Das Urteil Mitte August war eine Überraschung: Freispruch im Prozess um einen Messerangriff mit drei Verletzten in der Konstanzer Innenstadt. Doch jetzt geht der Fall vor den Bundesgerichtshof. Staatsanwaltschaft und Nebenkläger haben Revision eingelegt. Sie wollen den Angeklagten hinter Gittern sehen. Der Mann ist seit der Urteilsverkündung auf freiem Fuß.
Das Landgericht Konstanz hatte den 28-jährigen Angeklagten vom Vorwurf des versuchten Totschlags freigesprochen. Bei dem Messerangriff im Februar waren drei junge Männer durch Messerstiche lebensgefährlich verletzt worden. Im Prozess ließ sich jedoch nach Auffassung des Gerichts das Tatgeschehen nicht eindeutig klären.
Staatsanwaltschaft und Nebenklage wollen Gefängnisstrafe
Die Staatsanwaltschaft ist laut einer Sprecherin des Landgerichts nicht einverstanden mit dem Freispruch. Sie hatte fünfeinhalb Jahre Haft gefordert – wegen versuchter Tötung. Auch einer der beiden Nebenkläger hat Revision eingelegt, die Nebenklage wollte den Angeklagten für siebeneinhalb Jahre ins Gefängnis schicken. Nun müsse der Bundesgerichtshof das Urteil des Konstanzer Landgerichts auf formale Fehler prüfen, so die Gerichtssprecherin. Der Angeklagte bleibe auf freiem Fuß.

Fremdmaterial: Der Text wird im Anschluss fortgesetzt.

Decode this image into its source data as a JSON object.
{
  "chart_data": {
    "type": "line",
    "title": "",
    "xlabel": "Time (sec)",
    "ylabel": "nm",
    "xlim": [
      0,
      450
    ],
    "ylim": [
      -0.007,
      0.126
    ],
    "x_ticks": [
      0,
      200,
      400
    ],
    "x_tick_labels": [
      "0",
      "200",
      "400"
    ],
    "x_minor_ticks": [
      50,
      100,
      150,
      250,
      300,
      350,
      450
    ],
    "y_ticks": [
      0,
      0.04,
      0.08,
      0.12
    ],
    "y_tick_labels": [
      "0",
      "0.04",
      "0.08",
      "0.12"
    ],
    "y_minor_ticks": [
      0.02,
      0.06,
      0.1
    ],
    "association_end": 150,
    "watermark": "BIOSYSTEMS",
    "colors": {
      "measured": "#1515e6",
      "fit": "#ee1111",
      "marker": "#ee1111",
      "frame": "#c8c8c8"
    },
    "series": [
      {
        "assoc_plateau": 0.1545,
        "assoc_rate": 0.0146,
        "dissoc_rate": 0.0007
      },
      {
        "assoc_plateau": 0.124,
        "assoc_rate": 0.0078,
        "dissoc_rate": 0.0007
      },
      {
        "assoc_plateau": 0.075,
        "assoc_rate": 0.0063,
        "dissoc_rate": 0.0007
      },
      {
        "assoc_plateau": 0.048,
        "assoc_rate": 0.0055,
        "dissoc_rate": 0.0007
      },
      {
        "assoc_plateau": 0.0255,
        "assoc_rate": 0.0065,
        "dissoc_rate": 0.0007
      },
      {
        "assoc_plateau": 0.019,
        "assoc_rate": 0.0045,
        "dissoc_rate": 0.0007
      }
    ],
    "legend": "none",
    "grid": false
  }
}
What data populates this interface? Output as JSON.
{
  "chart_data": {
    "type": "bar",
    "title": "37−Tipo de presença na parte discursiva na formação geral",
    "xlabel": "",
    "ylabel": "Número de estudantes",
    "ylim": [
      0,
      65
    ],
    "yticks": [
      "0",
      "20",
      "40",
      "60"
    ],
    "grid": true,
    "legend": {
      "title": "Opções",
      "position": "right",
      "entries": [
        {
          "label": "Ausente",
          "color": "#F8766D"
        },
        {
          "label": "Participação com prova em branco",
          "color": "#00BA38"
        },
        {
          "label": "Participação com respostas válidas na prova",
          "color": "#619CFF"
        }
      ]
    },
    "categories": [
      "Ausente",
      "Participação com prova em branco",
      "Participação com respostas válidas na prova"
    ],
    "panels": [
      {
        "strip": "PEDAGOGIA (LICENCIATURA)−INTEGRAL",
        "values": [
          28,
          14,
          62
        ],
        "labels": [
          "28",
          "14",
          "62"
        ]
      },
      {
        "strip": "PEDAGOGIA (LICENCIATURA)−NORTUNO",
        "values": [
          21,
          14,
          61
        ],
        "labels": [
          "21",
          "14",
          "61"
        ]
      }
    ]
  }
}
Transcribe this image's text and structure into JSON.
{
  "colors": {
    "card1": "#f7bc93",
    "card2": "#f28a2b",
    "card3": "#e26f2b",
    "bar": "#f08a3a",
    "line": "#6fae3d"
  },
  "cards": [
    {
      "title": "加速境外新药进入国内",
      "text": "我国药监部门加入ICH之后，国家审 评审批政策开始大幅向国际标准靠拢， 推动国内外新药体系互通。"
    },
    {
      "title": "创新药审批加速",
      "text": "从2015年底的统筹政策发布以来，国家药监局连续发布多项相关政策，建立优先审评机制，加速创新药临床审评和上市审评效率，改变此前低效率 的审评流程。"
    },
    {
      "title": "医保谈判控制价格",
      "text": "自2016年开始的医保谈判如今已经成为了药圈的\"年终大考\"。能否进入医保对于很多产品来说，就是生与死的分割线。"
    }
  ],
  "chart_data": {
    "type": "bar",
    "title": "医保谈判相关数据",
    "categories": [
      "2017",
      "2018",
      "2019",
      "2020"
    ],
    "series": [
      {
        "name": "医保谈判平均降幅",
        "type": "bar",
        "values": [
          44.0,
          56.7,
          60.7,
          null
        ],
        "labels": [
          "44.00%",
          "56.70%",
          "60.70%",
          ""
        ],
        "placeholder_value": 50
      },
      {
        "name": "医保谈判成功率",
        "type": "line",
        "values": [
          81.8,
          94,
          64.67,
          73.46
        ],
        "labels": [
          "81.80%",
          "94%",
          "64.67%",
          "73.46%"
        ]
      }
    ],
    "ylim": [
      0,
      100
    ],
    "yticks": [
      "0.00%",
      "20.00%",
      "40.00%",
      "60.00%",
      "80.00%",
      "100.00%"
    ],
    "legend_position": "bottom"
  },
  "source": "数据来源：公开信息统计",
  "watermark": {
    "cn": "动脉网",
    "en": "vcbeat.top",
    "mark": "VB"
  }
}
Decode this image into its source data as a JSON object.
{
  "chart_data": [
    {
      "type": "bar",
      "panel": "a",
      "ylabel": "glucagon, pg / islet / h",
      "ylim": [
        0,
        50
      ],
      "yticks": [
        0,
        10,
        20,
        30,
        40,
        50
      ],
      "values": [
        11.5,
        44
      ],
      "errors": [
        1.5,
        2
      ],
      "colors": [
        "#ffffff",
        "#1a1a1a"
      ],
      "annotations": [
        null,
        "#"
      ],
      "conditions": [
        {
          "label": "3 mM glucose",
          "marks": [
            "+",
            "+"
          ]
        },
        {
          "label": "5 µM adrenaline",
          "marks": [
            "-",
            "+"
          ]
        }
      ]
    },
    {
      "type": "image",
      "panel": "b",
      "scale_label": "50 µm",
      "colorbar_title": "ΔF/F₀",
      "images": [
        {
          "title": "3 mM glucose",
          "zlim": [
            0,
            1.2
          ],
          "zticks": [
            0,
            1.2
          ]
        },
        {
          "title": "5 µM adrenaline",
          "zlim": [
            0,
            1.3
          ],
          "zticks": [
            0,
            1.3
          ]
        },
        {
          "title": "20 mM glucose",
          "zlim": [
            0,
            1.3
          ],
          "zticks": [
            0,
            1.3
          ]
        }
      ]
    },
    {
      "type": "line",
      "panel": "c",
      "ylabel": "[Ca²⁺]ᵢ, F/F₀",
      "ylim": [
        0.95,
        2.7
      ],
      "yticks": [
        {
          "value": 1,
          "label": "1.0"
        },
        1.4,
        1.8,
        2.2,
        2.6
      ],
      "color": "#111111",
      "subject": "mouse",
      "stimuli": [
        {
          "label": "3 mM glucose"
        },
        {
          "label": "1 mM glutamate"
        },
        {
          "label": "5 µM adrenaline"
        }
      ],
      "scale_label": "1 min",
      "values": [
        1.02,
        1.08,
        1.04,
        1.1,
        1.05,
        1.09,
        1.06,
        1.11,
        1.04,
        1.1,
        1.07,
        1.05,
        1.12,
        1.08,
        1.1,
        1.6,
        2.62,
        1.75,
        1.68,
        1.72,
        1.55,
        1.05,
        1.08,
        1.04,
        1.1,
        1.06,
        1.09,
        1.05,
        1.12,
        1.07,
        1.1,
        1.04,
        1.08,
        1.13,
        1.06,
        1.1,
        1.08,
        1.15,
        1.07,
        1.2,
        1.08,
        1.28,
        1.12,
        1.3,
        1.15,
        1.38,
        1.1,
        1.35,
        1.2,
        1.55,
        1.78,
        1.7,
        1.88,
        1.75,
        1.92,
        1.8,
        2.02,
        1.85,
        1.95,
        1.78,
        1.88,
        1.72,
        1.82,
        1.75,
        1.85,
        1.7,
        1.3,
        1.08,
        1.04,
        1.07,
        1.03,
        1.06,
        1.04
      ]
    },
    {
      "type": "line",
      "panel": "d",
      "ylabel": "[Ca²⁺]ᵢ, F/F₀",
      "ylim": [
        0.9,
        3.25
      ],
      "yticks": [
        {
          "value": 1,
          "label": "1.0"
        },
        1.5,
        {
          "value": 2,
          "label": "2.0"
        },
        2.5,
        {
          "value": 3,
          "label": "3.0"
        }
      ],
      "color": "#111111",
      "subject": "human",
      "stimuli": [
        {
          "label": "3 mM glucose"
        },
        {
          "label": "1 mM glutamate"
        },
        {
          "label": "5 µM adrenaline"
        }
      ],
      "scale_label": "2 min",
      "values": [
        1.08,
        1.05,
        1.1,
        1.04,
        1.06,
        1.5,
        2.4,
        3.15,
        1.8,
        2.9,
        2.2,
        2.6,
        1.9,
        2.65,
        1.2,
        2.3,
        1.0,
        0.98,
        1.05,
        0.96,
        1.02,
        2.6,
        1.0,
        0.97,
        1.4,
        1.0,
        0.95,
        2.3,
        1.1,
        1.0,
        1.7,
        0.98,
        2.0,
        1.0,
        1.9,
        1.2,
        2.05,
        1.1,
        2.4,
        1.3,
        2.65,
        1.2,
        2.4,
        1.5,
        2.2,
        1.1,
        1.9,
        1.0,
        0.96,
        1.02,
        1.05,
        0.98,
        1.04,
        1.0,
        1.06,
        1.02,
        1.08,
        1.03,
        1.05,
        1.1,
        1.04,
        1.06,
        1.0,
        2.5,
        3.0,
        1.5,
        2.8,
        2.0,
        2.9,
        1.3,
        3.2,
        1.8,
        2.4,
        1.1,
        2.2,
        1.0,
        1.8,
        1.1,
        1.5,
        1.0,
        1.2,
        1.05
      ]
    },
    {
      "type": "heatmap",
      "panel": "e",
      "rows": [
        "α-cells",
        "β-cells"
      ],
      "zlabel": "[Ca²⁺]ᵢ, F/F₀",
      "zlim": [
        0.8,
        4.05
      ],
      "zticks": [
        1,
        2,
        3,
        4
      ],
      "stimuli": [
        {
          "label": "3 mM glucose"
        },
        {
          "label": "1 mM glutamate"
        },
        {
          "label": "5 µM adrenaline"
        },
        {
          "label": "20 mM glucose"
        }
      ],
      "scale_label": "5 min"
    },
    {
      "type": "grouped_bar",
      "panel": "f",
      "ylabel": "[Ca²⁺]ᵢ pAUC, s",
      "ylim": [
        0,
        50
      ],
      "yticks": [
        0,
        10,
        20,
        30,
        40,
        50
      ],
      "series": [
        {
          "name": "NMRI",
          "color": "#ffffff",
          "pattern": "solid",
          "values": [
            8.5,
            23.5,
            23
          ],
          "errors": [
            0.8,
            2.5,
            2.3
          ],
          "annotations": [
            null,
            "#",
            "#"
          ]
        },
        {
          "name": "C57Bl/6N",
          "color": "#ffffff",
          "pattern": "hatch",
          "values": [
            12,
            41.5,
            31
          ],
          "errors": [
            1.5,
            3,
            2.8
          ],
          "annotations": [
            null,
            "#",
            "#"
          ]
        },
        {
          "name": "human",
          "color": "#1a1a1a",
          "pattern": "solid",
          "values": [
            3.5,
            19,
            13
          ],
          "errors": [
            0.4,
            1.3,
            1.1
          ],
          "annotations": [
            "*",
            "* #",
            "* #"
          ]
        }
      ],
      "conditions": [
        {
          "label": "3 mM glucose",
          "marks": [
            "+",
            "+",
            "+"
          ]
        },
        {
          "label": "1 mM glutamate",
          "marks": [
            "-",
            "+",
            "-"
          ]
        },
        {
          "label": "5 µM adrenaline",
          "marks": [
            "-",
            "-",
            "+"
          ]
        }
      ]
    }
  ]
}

Richter sieht keine eindeutigen Beweise für versuchte Tötung
Der Beschuldigte saß knapp ein halbes Jahr in Untersuchungshaft. Es waren wohl Tränen der Erleichterung, die sich der 28-Jährige nach der Urteilsverkündung aus den Augen wischte. Dass der Freispruch auch Unverständnis auslösen werde, das sei ihm bewusst, so der Vorsitzende Richter. Schließlich waren bei dem nächtlichen Vorfall in der Konstanzer Fußgängerzone drei Menschen schwer verletzt worden. Was aber tatsächlich passiert sei, das habe sich im Prozess nicht klären lassen.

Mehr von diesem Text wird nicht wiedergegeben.